There are numerous advantages of load testing like detection of performance bottlenecks before the product goes to production, improvement in scalability, reduction of system downtime, improved customer satisfaction, and reduced failure costs. Have a look at the below list:
- Stability of the product: Load testing helps ensure that the system will provide stable performance during user loads.
- Identification of performance bottlenecks: Load testing can effectively locate bottlenecks due to faulty code, improper design or configuration issues way before the product release.
- Enhance System scalability: It helps to determine the system’s operating capacity and judge the performance when the users demand to scale up.
- Better users satisfaction & revenue: With better performance, comes better user satisfaction. Thereby improving business and revenue.
- Lower system downtime: It uncovers failure and downtime issues which may occur when there is heavy user traffic and allows fixing them upfront.
- Load testing is an expensive process involving the cost of tools and resources with the right skills.
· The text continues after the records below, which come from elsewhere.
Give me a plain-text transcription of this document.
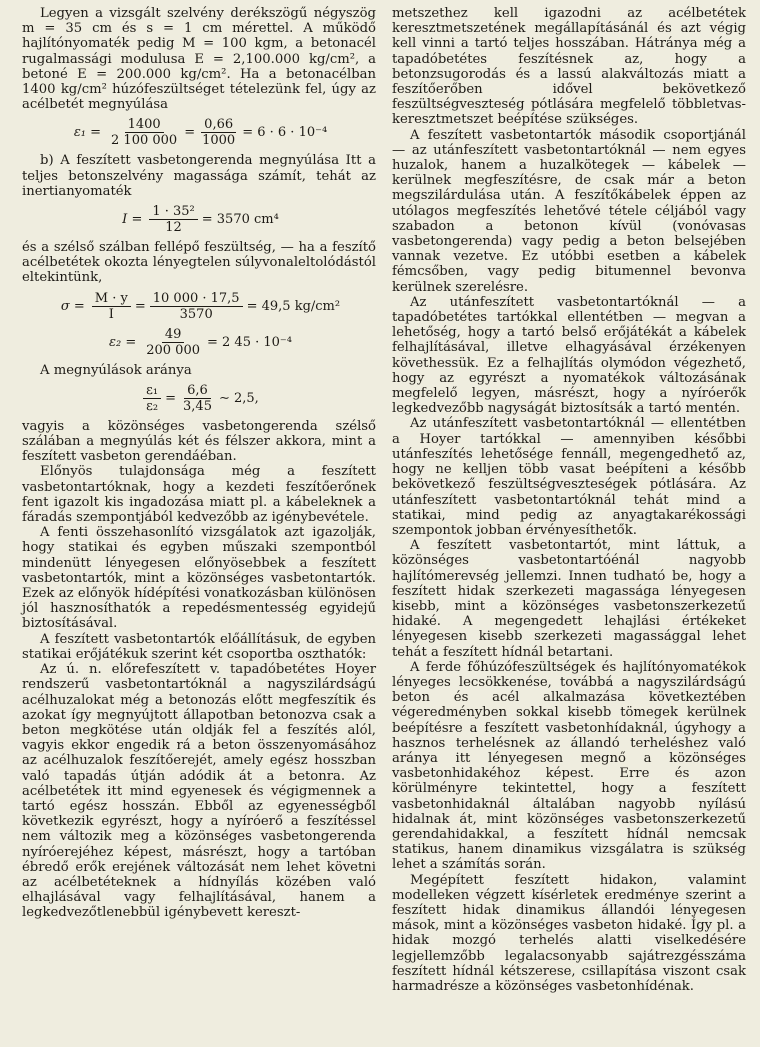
Legyen a vizsgált szelvény derékszögű négyszög m = 35 cm és s = 1 cm mérettel. A működő hajlítónyomaték pedig M = 100 kgm, a betonacél rugalmassági modulusa E = 2,100.000 kg/cm², a betoné E = 200.000 kg/cm². Ha a betonacélban 1400 kg/cm² húzófeszültséget tételezünk fel, úgy az acélbetét megnyúlása

$\varepsilon_1 = \frac{1400}{2 100 000} = \frac{0,66}{1000} = 6 \cdot 6 \cdot 10^{-4}$

b) A feszített vasbetongerenda megnyúlása Itt a teljes betonszelvény magassága számít, tehát az inertianyomaték

$I = \frac{\text{1 · 35²}}{12} = 3570$ cm⁴

és a szélső szálban fellépő feszültség, — ha a feszítő acélbetétek okozta lényegtelen súlyvonaleltolódástól eltekintünk,

$\sigma = \frac{M \cdot y}{I} = \frac{10 000 \cdot 17,5}{3570} = 49,5$ kg/cm²
$\varepsilon_2 = \frac{49}{200 000} = 2$ 45 · 10⁻⁴

A megnyúlások aránya

$\frac{\text{ε₁}}{\text{ε₂}} = \frac{6,6}{3,45}$ ∼ 2,5,

vagyis a közönséges vasbetongerenda szélső szálában a megnyúlás két és félszer akkora, mint a feszített vasbeton gerendáéban.

Előnyös tulajdonsága még a feszített vasbetontartóknak, hogy a kezdeti feszítőerőnek fent igazolt kis ingadozása miatt pl. a kábeleknek a fáradás szempontjából kedvezőbb az igénybevétele.

A fenti összehasonlító vizsgálatok azt igazolják, hogy statikai és egyben műszaki szempontból mindenütt lényegesen előnyösebbek a feszített vasbetontartók, mint a közönséges vasbetontartók. Ezek az előnyök hídépítési vonatkozásban különösen jól hasznosíthatók a repedésmentesség egyidejű biztosításával.

A feszített vasbetontartók előállításuk, de egyben statikai erőjátékuk szerint két csoportba oszthatók:

Az ú. n. előrefeszített v. tapadóbetétes Hoyer rendszerű vasbetontartóknál a nagyszilárdságú acélhuzalokat még a betonozás előtt megfeszítik és azokat így megnyújtott állapotban betonozva csak a beton megkötése után oldják fel a feszítés alól, vagyis ekkor engedik rá a beton összenyomásához az acélhuzalok feszítőerejét, amely egész hosszban való tapadás útján adódik át a betonra. Az acélbetétek itt mind egyenesek és végigmennek a tartó egész hosszán. Ebből az egyenességből következik egyrészt, hogy a nyíróerő a feszítéssel nem változik meg a közönséges vasbetongerenda nyíróerejéhez képest, másrészt, hogy a tartóban ébredő erők erejének változását nem lehet követni az acélbetéteknek a hídnyílás közében való elhajlásával vagy felhajlításával, hanem a legkedvezőtlenebbül igénybevett kereszt-

metszethez kell igazodni az acélbetétek keresztmetszetének megállapításánál és azt végig kell vinni a tartó teljes hosszában. Hátránya még a tapadóbetétes feszítésnek az, hogy a betonzsugorodás és a lassú alakváltozás miatt a feszítőerőben idővel bekövetkező feszültségveszteség pótlására megfelelő többletvas-keresztmetszet beépítése szükséges.

A feszített vasbetontartók második csoportjánál — az utánfeszített vasbetontartóknál — nem egyes huzalok, hanem a huzalkötegek — kábelek — kerülnek megfeszítésre, de csak már a beton megszilárdulása után. A feszítőkábelek éppen az utólagos megfeszítés lehetővé tétele céljából vagy szabadon a betonon kívül (vonóvasas vasbetongerenda) vagy pedig a beton belsejében vannak vezetve. Ez utóbbi esetben a kábelek fémcsőben, vagy pedig bitumennel bevonva kerülnek szerelésre.

Az utánfeszített vasbetontartóknál — a tapadóbetétes tartókkal ellentétben — megvan a lehetőség, hogy a tartó belső erőjátékát a kábelek felhajlításával, illetve elhagyásával érzékenyen követhessük. Ez a felhajlítás olymódon végezhető, hogy az egyrészt a nyomatékok változásának megfelelő legyen, másrészt, hogy a nyíróerők legkedvezőbb nagyságát biztosítsák a tartó mentén.

Az utánfeszített vasbetontartóknál — ellentétben a Hoyer tartókkal — amennyiben későbbi utánfeszítés lehetősége fennáll, megengedhető az, hogy ne kelljen több vasat beépíteni a később bekövetkező feszültségveszteségek pótlására. Az utánfeszített vasbetontartóknál tehát mind a statikai, mind pedig az anyagtakarékossági szempontok jobban érvényesíthetők.

A feszített vasbetontartót, mint láttuk, a közönséges vasbetontartóénál nagyobb hajlítómerevség jellemzi. Innen tudható be, hogy a feszített hidak szerkezeti magassága lényegesen kisebb, mint a közönséges vasbetonszerkezetű hidaké. A megengedett lehajlási értékeket lényegesen kisebb szerkezeti magassággal lehet tehát a feszített hídnál betartani.

A ferde főhúzófeszültségek és hajlítónyomatékok lényeges lecsökkenése, továbbá a nagyszilárdságú beton és acél alkalmazása következtében végeredményben sokkal kisebb tömegek kerülnek beépítésre a feszített vasbetonhídaknál, úgyhogy a hasznos terhelésnek az állandó terheléshez való aránya itt lényegesen megnő a közönséges vasbetonhidakéhoz képest. Erre és azon körülményre tekintettel, hogy a feszített vasbetonhidaknál általában nagyobb nyílású hidalnak át, mint közönséges vasbetonszerkezetű gerendahidakkal, a feszített hídnál nemcsak statikus, hanem dinamikus vizsgálatra is szükség lehet a számítás során.

Megépített feszített hidakon, valamint modelleken végzett kísérletek eredménye szerint a feszített hidak dinamikus állandói lényegesen mások, mint a közönséges vasbeton hidaké. Így pl. a hidak mozgó terhelés alatti viselkedésére legjellemzőbb legalacsonyabb sajátrezgésszáma feszített hídnál kétszerese, csillapítása viszont csak harmadrésze a közönséges vasbetonhídénak.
It requires coding and scripting skills from load testers.
- The projects with tight schedules impose difficulty in implementation of load testing.
- Although it simulates the real user workload pattern, the production business environment can be much more complex than this and product can still run into performance issues.
Load testing is typically done through the commercially available load testing tool. The selection of tool depends on various criteria like types of test scenarios, cost of the tool, skill set of the team, resources available and learning curve of the tool. Some of the most common tools for load testing are:
- LoadRunner: LoadRunner from HP is a front runner tool for load testing suitable for huge test suites. It can simulate a large number of virtual users for load testing.
- Apache JMeter: It is an open source purely Java application for load testing. It can test both static and dynamic resources and web applications. Also, it can simulate lots of load on web servers, group of servers, network, and objects for the load testing.
- BlazeMeter: It is a powerful tool which can simulate millions of virtual users. Moreover, it is a commercial self-service load testing platform compatible with Jmeterand many other automation testing frameworks.
- Load Test: This tool allows the testers to configure and tweak requests to simulate real-working environment loads.
- WebLOAD: WebLOAD from RadView enables its users to establish sound load testing processes. It can help with the load testing of web and mobile applications.
Load testing tests system with the expected range of workload to determine its performance. Invariably, it can identify the performance issues and bottlenecks before the product goes into production. Thus, fixing the problems in the product from load testing makes the system more stable and robust for future real-life usage. Although it requires skilled testers to perform it but skipping it can cause huge revenue losses.